We see demand for tools that bridge the gap between prototyping and production. With usage based pricing and support for unlimited scaling, Pinecone Serverless helps to address pain points with vectorstore productionization that we've seen from the community. This repo builds a RAG chain that connects to Pinecone Serverless index using LCEL, turns it into an a web service with LangServe, uses Hosted LangServe deploy it, and uses LangSmith to monitor the input / outputs.

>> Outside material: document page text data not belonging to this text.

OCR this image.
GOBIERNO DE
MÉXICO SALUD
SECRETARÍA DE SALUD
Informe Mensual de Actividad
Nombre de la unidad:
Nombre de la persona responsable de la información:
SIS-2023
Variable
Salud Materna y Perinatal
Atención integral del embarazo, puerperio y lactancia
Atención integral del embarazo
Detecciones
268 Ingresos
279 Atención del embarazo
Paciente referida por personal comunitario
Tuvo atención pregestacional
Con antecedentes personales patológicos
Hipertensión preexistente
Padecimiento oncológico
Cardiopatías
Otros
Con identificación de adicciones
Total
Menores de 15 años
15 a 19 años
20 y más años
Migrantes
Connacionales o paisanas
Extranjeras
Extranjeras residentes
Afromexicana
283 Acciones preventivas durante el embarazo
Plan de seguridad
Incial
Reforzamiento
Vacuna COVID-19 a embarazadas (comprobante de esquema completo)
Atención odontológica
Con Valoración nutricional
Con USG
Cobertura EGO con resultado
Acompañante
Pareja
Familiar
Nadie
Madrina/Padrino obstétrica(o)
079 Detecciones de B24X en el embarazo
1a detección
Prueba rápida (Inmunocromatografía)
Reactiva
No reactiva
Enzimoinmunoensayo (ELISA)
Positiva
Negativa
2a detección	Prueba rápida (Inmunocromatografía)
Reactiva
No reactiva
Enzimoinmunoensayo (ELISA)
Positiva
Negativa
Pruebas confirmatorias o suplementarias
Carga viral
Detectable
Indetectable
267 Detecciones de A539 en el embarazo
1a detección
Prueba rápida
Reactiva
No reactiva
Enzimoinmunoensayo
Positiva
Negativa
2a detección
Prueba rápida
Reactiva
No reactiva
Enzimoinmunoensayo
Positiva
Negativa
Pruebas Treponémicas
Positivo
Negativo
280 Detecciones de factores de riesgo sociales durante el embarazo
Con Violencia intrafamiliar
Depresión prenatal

Follow instructions from Pinecone on setting up your serverless index.
Ensure these are set:
- PINECONE_API_KEY
- PINECONE_ENVIRONMENT
- PINECONE_INDEX_NAME
- OPENAI_API_KEY
Note: the choice of embedding model may require additional API keys, such as:
- COHERE_API_KEY
For prototyping:
poetry run jupyter notebook
This repo was created by following these steps:
(1) Create a LangChain app.
Run:
langchain app new .
This creates two folders:
app: This is where LangServe code will live
packages: This is where your chains or agents will live
It also creates:
Dockerfile: App configurations
pyproject.toml: Project configurations
Add your app dependencies to pyproject.toml
and poetry.lock
to support Pinecone serverless:
poetry add pinecone-client==3.0.0.dev8
poetry add langchain-community==0.0.12
poetry add cohere
poetry add openai
poetry add jupyter
Update enviorment based on the updated lock file:
poetry install
(2) Add your runnable (RAG app)
Create a file, chain.py
with a runnable named chain
that you want to execute.
This is our RAG logic (e.g., that we prototyped in our notebook).
Add chain.py
to app
directory.
Import the LCEL object in server.py
:
from app.chain import chain as pinecone_wiki_chain
add_routes(app, pinecone_wiki_chain, path="/pinecone-wikipedia")
Run locally
poetry run langchain serve
(3) Deploy it with hosted LangServe
Go to your LangSmith console.
Select New Deployment
.
Specify this Github url.
Add the abovementioned API keys as secrets.